State support measures will from now on operate increasingly with ceilings and restrictions in an effort to contain costs and prevent any cases of abuse – intentional or not.
The pressure on the budget is growing as restrictions keep being extended and ever more regions are deemed to be at very high risk; this means the Finance Ministry is running out of other options, so it has to make the shift to targeted measures.
The decisions of the last few days, regarding the sixth phase of the cheap state loans program and contract suspensions, show that this policy is already being applied. In both cases the businesses’ 2020 turnover has been set as the criterion, leading to the rejection of applications from more than 430,000 enterprises for the so-called “Deposit To Be Returned” program, half of which had a higher turnover last year than in 2019. Even doctors and supermarkets dared apply for state support, ministry officials stress; they concede that the retro-setting of the eligibility criteria by the state may be an excuse for the numerous applications accountants submit, in case any of them make the cut.
Likewise, Wednesday’s joint ministerial decision about the March furlough rules out companies that saw their turnover increase in the period from April to December 2020 from the same time in 2019 from the special-purpose compensation.
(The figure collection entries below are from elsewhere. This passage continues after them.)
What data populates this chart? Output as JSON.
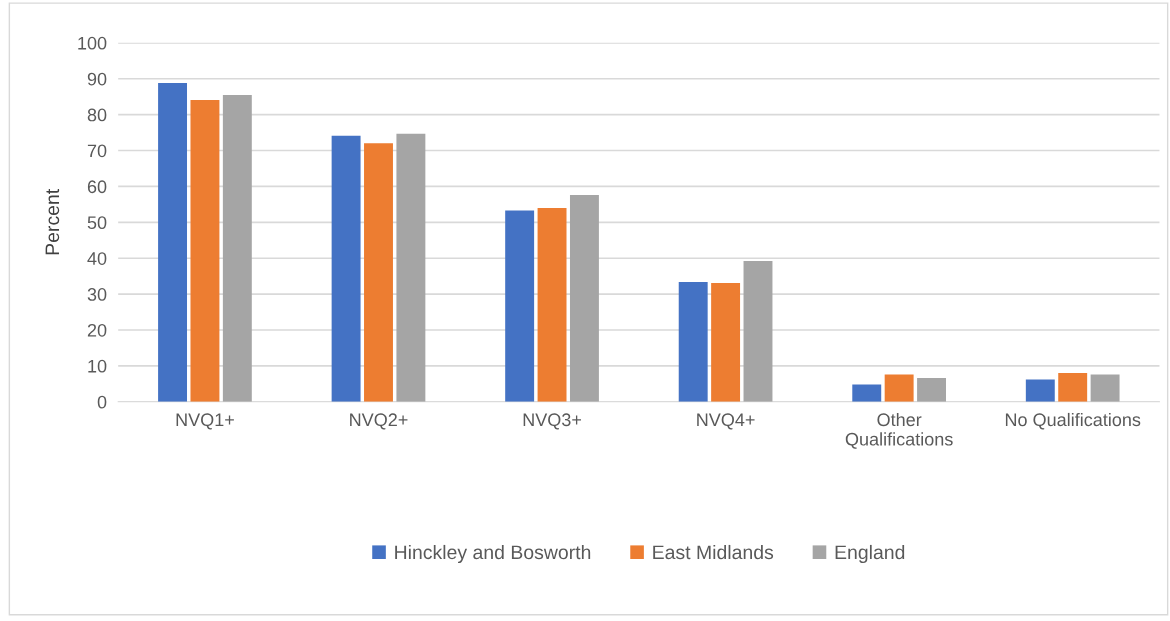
{
  "chart_data": {
    "type": "bar",
    "ylabel": "Percent",
    "categories": [
      "NVQ1+",
      "NVQ2+",
      "NVQ3+",
      "NVQ4+",
      "Other\nQualifications",
      "No Qualifications"
    ],
    "series": [
      {
        "name": "Hinckley and Bosworth",
        "color": "#4472c4",
        "values": [
          88.8,
          74.1,
          53.3,
          33.4,
          4.8,
          6.2
        ]
      },
      {
        "name": "East Midlands",
        "color": "#ed7d31",
        "values": [
          84.1,
          72.0,
          54.0,
          33.1,
          7.6,
          8.0
        ]
      },
      {
        "name": "England",
        "color": "#a5a5a5",
        "values": [
          85.5,
          74.7,
          57.6,
          39.2,
          6.6,
          7.6
        ]
      }
    ],
    "ylim": [
      0,
      100
    ],
    "yticks": [
      0,
      10,
      20,
      30,
      40,
      50,
      60,
      70,
      80,
      90,
      100
    ],
    "grid": "y",
    "legend": "bottom"
  }
}
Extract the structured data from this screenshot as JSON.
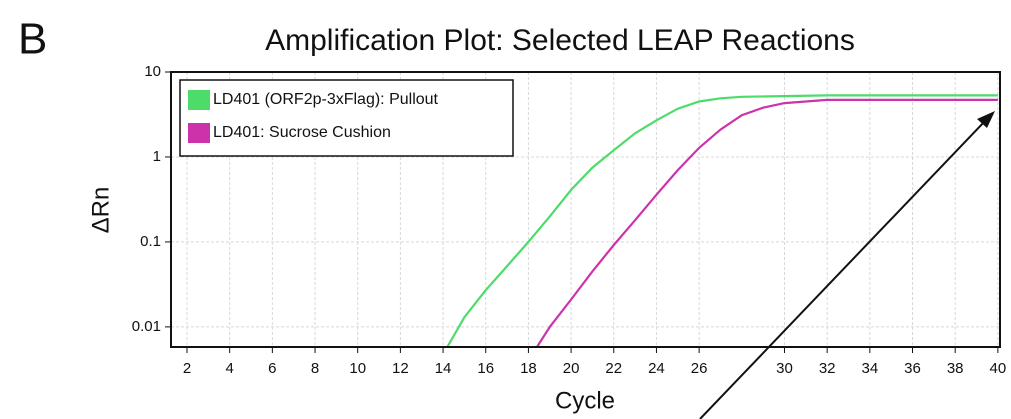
{
  "chart_data": {
    "type": "line",
    "panel": "B",
    "title": "Amplification Plot: Selected LEAP Reactions",
    "xlabel": "Cycle",
    "ylabel": "ΔRn",
    "log_y": true,
    "grid": true,
    "legend": "upper left",
    "xlim": [
      1.25,
      40.1
    ],
    "ylim": [
      0.0058,
      10
    ],
    "xticks": [
      2,
      4,
      6,
      8,
      10,
      12,
      14,
      16,
      18,
      20,
      22,
      24,
      26,
      30,
      32,
      34,
      36,
      38,
      40
    ],
    "yticks": [
      10,
      1,
      0.1,
      0.01
    ],
    "series": [
      {
        "name": "LD401 (ORF2p-3xFlag): Pullout",
        "color": "#4ddb6a",
        "x": [
          14.2,
          15,
          16,
          17,
          18,
          19,
          20,
          21,
          22,
          23,
          24,
          25,
          26,
          27,
          28,
          30,
          32,
          36,
          40
        ],
        "values": [
          0.0058,
          0.013,
          0.027,
          0.052,
          0.1,
          0.2,
          0.41,
          0.75,
          1.2,
          1.9,
          2.7,
          3.7,
          4.5,
          4.9,
          5.1,
          5.2,
          5.3,
          5.3,
          5.3
        ]
      },
      {
        "name": "LD401: Sucrose Cushion",
        "color": "#cc33aa",
        "x": [
          18.4,
          19,
          20,
          21,
          22,
          23,
          24,
          25,
          26,
          27,
          28,
          29,
          30,
          32,
          36,
          40
        ],
        "values": [
          0.0058,
          0.01,
          0.021,
          0.045,
          0.092,
          0.18,
          0.36,
          0.7,
          1.28,
          2.1,
          3.1,
          3.8,
          4.3,
          4.7,
          4.7,
          4.7
        ]
      }
    ]
  }
}
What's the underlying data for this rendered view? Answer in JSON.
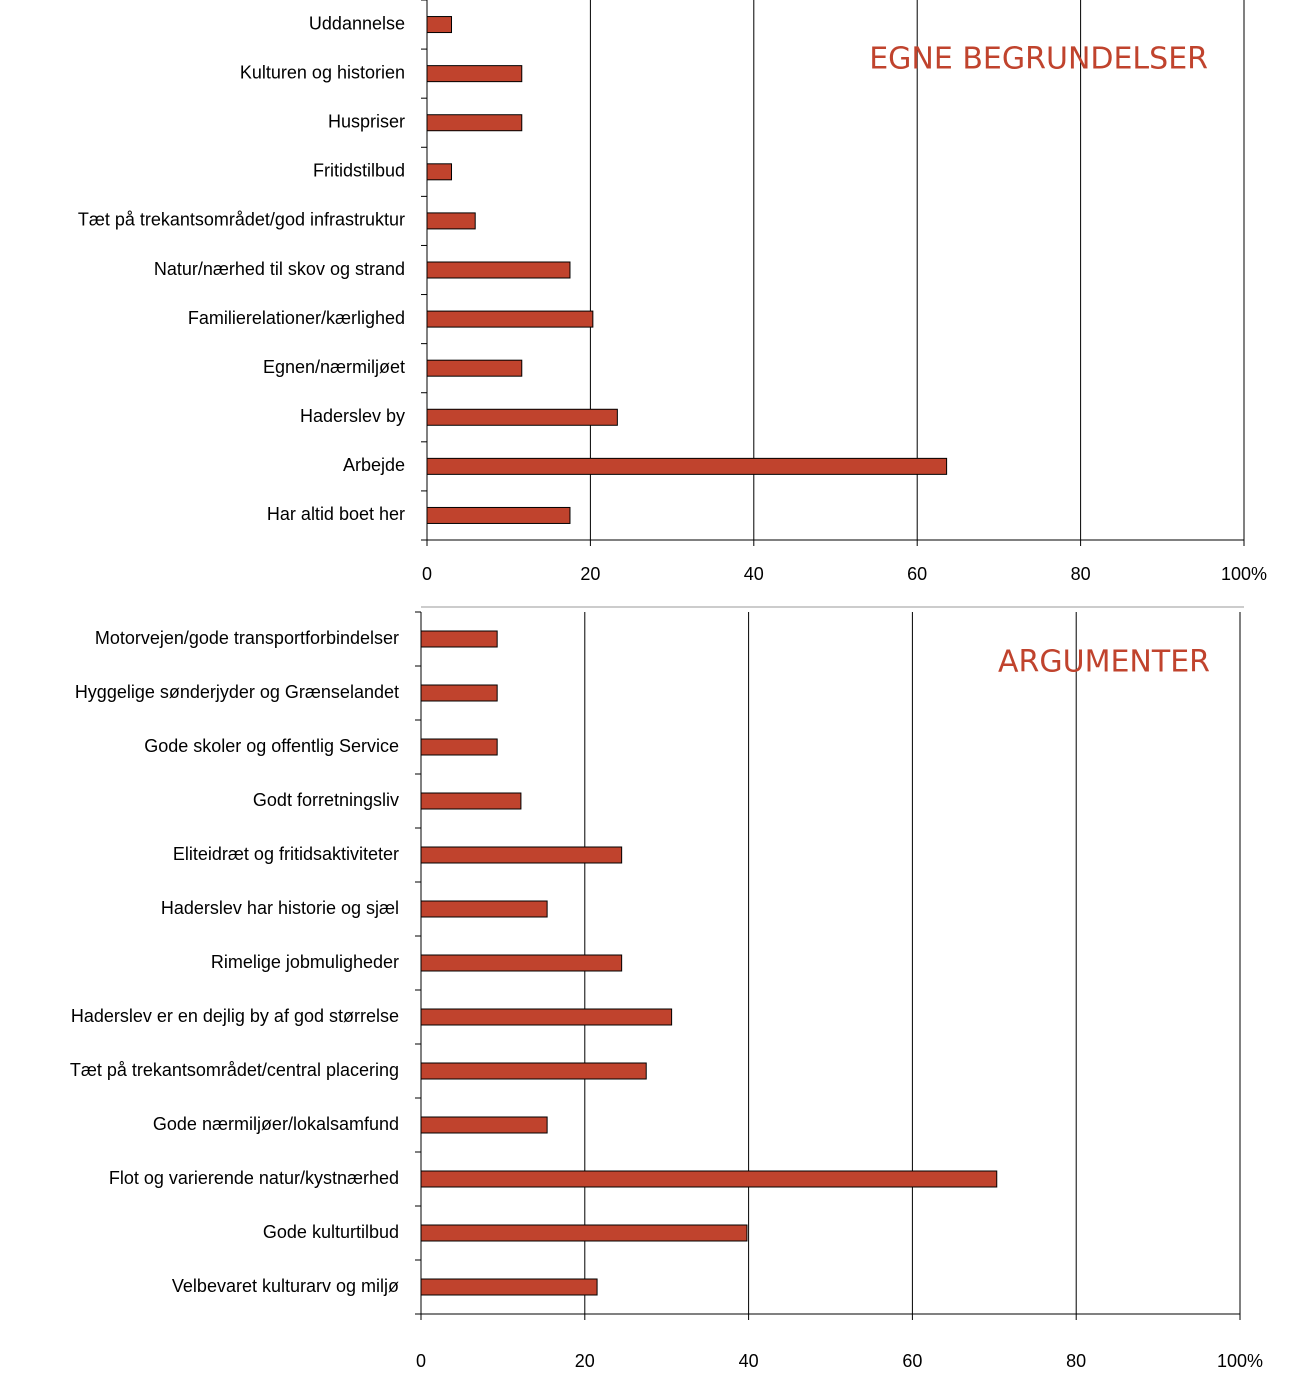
{
  "chart_data": [
    {
      "type": "bar",
      "orientation": "horizontal",
      "annotation": "EGNE BEGRUNDELSER",
      "categories": [
        "Uddannelse",
        "Kulturen og historien",
        "Huspriser",
        "Fritidstilbud",
        "Tæt på trekantsområdet/god infrastruktur",
        "Natur/nærhed til skov og strand",
        "Familierelationer/kærlighed",
        "Egnen/nærmiljøet",
        "Haderslev by",
        "Arbejde",
        "Har altid boet her"
      ],
      "values": [
        3,
        11.6,
        11.6,
        3,
        5.9,
        17.5,
        20.3,
        11.6,
        23.3,
        63.6,
        17.5
      ],
      "color": "#c0432d",
      "xlim": [
        0,
        100
      ],
      "xticks": [
        0,
        20,
        40,
        60,
        80,
        {
          "value": 100,
          "label": "100%"
        }
      ],
      "grid": true
    },
    {
      "type": "bar",
      "orientation": "horizontal",
      "annotation": "ARGUMENTER",
      "categories": [
        "Motorvejen/gode transportforbindelser",
        "Hyggelige sønderjyder og Grænselandet",
        "Gode skoler og offentlig Service",
        "Godt forretningsliv",
        "Eliteidræt og fritidsaktiviteter",
        "Haderslev har historie og sjæl",
        "Rimelige jobmuligheder",
        "Haderslev er en dejlig by af god størrelse",
        "Tæt på trekantsområdet/central placering",
        "Gode nærmiljøer/lokalsamfund",
        "Flot og varierende natur/kystnærhed",
        "Gode kulturtilbud",
        "Velbevaret kulturarv og miljø"
      ],
      "values": [
        9.3,
        9.3,
        9.3,
        12.2,
        24.5,
        15.4,
        24.5,
        30.6,
        27.5,
        15.4,
        70.3,
        39.8,
        21.5
      ],
      "color": "#c0432d",
      "xlim": [
        0,
        100
      ],
      "xticks": [
        0,
        20,
        40,
        60,
        80,
        {
          "value": 100,
          "label": "100%"
        }
      ],
      "grid": true
    }
  ]
}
Last year’s turnover, concerning which the full results are now available, and the activity code numbers (KAD) are the main criteria based on which eligibility will be determined, ministry officials say. The KAD numbers have also been used for distinguishing the sectors that deserve 100% exemption from rental payments or a 40% discount on their rent in the first quarter of the year.
The same tactics, ministry sources add, will also be employed for the measure of covering companies’ fixed expenditure as of April. Therefore, besides a 30% drop in turnover, companies will only benefit if they also recorded losses throughout 2020.